I’m not particularly fond of Coca-Cola. I will have a sugar-free Coke occasionally, but I’d much rather have a juice, or even water. Which is just as well, because after reading this book, any affection I might have felt for Coca-Cola is long gone.
I don’t know who Mark Thomas is. I gather that he’s a comedian and a social activist, and that he was involved in a documentary criticizing Coca-Cola previous to writing this book. Perhaps this is where much of my dissatisfaction with the book lay: an unknown comedian or television personality doesn’t come across as particularly funny when you have absolutely no idea who they are. This book felt like a documentary and I surmised that this was the book tie-in, but it doesn’t appear that it is. A filmed documentary can get away with making the same point through several examples, each in different settings, but in a book it just seemed repetitious. Viewing a documentary is easy: a book takes more commitment, and I felt as if it was going round in circles, eating up precious reading time.

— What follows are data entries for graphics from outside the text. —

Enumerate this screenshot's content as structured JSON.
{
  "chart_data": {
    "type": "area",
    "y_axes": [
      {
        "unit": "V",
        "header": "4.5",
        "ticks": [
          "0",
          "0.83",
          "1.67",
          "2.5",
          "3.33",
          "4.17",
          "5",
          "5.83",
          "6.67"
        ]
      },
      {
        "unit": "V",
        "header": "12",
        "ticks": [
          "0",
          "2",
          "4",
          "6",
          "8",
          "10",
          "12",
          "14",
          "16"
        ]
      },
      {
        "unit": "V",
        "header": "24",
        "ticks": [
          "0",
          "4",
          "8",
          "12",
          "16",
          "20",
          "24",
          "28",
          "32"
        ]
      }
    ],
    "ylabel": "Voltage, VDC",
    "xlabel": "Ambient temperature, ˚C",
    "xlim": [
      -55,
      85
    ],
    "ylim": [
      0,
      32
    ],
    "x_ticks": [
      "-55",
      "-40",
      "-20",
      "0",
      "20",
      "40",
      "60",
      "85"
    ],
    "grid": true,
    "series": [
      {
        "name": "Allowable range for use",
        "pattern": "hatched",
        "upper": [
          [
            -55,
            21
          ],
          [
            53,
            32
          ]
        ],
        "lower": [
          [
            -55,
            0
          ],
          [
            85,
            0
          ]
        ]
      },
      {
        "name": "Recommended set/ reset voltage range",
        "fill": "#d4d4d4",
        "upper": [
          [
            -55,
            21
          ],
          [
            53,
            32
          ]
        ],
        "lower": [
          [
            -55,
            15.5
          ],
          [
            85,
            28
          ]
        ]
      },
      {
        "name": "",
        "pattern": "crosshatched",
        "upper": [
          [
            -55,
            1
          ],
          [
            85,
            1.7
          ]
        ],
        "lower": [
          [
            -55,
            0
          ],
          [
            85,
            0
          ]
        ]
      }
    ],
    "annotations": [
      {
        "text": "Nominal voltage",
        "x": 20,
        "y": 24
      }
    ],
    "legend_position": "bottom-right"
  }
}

His argument is that Coca-Cola, as a global phenomenon, has a business model that works through subsidiary companies, allowing it to promote an international and western brand (which might have cachet in third-world countries in particular) while turning a blind eye to practices at a local level. Amongst the South American subsidiaries, Coca-Cola washes its hands of anti-union coercion implemented by paramilitaries; in El Salvador children work in the sugarcane fields that provide the sugar; in both India and El Salvador it extracts water for manufacturing that leaves villages parched; and in Mexico in particular- although this would apply in many other countries too- it contributes to obesity and diabetes. In fact, in Chiapas, Coca-Cola has even been incorporated into religious ceremonies.
All of this takes place while The Coca-Cola Company, the multinational, through its shareholder meetings and policy documents claims to exercise Corporate Social Responsibility, papering over all these disreputable practices committed by their subsidiary companies. At the multi-national level, they are replacing the water taken (even though this is not the case), they are ‘monitoring’ child-labour and anti-union activities, they are reducing the amount of sugar in their products. The brand is all important, and this cloaking in ‘corporate responsibility’ and ‘ethical procedures’ is camouflage for practices for which the company takes no responsibility.
All of which is interesting, but which is probably best experienced as a documentary rather than a book. Coca-Cola’s Dirty Secret on SBS gives you much the same information but in just 25 minutes- leaving you time to read something else instead.
My rating: 6/10
Sourced from: Brotherhood Books
Read because: it looked more interesting than it turned out to be.